Faire des taux en fonction de la population présent un intérêt particulier pour les événements généralement répartis et où un taux permettra de comparer différentes régions. Dans le cas d’une épidémie comme celle que nous vivons, la propagation se fait de proche en proche, très rapidement (voir les visualisations du Washington post). Sans action, la prévalence cumulée va tendre vers 50-70% de la population. Dans ce contexte, regarder des proportions amène relativement peu d’information, ça n’informe pas vraiment d’où en rendu dans la propagation au sein d’une population, ça permet seulement de savoir vaguement l’avancement de l’épidémie. Des taux populationnels pourront être calculés après l’épidémie, quand on voudra évaluer l’efficacité de différentes régions à juguler la propagation.
Pourquoi je compare peu Québec aux autres provinces / pays?
Il est très difficle de comparer les régions entre elles: les stratégies déployées différent, les méthodes de comptages, la population est testée différemment. Bref, les chiffres sont difficiellement comparables. À moins de vouloir passer beaucoup de temps à comprendre ce que fait chaque pays, il me semble préférable de regarder l’évolution d’une région en particulier.

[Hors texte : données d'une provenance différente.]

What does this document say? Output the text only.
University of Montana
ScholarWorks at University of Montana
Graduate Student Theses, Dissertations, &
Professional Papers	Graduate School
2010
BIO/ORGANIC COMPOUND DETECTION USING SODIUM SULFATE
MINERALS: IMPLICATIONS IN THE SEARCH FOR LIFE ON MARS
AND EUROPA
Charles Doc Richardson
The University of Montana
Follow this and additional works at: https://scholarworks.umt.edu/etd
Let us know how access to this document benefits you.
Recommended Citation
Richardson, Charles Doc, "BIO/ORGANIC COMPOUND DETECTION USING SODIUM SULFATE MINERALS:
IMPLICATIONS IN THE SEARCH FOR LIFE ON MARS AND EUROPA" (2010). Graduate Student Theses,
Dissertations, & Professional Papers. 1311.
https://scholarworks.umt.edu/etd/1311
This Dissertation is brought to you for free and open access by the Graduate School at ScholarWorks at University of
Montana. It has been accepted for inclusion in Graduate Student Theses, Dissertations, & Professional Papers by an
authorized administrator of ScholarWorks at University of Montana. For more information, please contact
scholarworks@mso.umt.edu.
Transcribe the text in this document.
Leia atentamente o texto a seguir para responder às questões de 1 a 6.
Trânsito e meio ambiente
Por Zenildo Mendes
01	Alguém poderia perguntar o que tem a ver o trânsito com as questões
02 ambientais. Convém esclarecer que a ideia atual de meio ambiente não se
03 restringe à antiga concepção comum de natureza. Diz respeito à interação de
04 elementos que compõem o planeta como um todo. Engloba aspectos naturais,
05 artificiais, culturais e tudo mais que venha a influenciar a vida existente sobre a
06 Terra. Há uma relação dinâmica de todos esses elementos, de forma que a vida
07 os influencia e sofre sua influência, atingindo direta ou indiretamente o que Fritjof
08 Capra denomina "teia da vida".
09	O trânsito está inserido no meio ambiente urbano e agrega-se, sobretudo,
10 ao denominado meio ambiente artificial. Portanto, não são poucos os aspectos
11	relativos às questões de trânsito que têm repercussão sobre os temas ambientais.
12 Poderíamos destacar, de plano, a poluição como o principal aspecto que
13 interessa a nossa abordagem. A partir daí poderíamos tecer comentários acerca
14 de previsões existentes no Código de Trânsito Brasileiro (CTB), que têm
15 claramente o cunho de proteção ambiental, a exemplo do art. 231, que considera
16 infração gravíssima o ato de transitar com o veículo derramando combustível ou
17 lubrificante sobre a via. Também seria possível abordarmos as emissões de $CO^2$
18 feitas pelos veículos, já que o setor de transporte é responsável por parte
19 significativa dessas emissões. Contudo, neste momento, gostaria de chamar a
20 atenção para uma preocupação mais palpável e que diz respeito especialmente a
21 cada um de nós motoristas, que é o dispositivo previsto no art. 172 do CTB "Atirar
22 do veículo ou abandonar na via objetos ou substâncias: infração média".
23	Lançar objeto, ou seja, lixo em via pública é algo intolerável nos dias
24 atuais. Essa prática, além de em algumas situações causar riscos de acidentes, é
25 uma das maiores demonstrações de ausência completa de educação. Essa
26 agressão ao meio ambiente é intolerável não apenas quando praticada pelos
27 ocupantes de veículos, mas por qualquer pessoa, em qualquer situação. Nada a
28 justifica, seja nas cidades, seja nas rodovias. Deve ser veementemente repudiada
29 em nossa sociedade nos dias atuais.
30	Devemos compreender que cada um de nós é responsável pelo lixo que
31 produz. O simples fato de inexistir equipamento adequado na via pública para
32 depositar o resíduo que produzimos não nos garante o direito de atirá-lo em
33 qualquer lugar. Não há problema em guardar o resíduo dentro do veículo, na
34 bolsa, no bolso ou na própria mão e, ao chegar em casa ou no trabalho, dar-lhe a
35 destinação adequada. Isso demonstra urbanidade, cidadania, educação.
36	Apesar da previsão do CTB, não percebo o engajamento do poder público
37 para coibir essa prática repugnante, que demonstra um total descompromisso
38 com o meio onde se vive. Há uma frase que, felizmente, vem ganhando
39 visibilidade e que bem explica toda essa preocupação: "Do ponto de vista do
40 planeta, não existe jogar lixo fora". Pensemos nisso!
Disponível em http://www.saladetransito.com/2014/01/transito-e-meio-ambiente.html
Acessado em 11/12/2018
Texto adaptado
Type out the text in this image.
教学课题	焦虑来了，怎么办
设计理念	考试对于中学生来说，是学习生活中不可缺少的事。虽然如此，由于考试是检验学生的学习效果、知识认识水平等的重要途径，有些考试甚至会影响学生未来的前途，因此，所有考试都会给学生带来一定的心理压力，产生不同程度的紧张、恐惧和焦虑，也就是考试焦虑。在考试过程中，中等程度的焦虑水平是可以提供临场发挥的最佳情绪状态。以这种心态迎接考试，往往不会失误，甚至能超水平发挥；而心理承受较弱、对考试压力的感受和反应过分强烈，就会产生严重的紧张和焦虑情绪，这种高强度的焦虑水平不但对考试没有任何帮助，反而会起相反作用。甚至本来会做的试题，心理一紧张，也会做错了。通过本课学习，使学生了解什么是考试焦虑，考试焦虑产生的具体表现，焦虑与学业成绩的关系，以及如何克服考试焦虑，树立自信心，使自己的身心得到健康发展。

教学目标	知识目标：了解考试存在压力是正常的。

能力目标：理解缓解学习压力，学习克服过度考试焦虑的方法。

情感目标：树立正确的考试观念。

Pourquoi regarder les autres pays alors?
Les pays qui sont “en avance” sur nous dans la courbe nous permettent d’évaluer grossièrement notre situation. Par exemple le graphique de Financial Post permet de voir combien tous les pays subissent une même trajectoire. E.g à méthode constante, l’évolution est la même, donc si on ne peut pas comparer les chiffres entre eux, on peut tout de même comparer à haut niveau les trajectoires.
Pourquoi regarder le Québec comme un pays?
Ce n’est pas souverainisme! Tel que mentionné plus haut, tout foyer de propagation d’une taille suffisante se comporte de manière prévisible. Pour évaluer l’évolution de la situation, il est plus facile de suivre un foyer particulier régit par un ensemble de règles homogène: au Québec, le comptage, les tests, les mesures de confinement etc. sont fait selon à peu près les mêmes références, ce qui n’est pas le cas si on intégre l’Ontario, etc. Bref, suivre le Canada dans son ensemble est plus difficile à interpréter puisqu’il y a plusieurs foyer avec des “règles” différentes.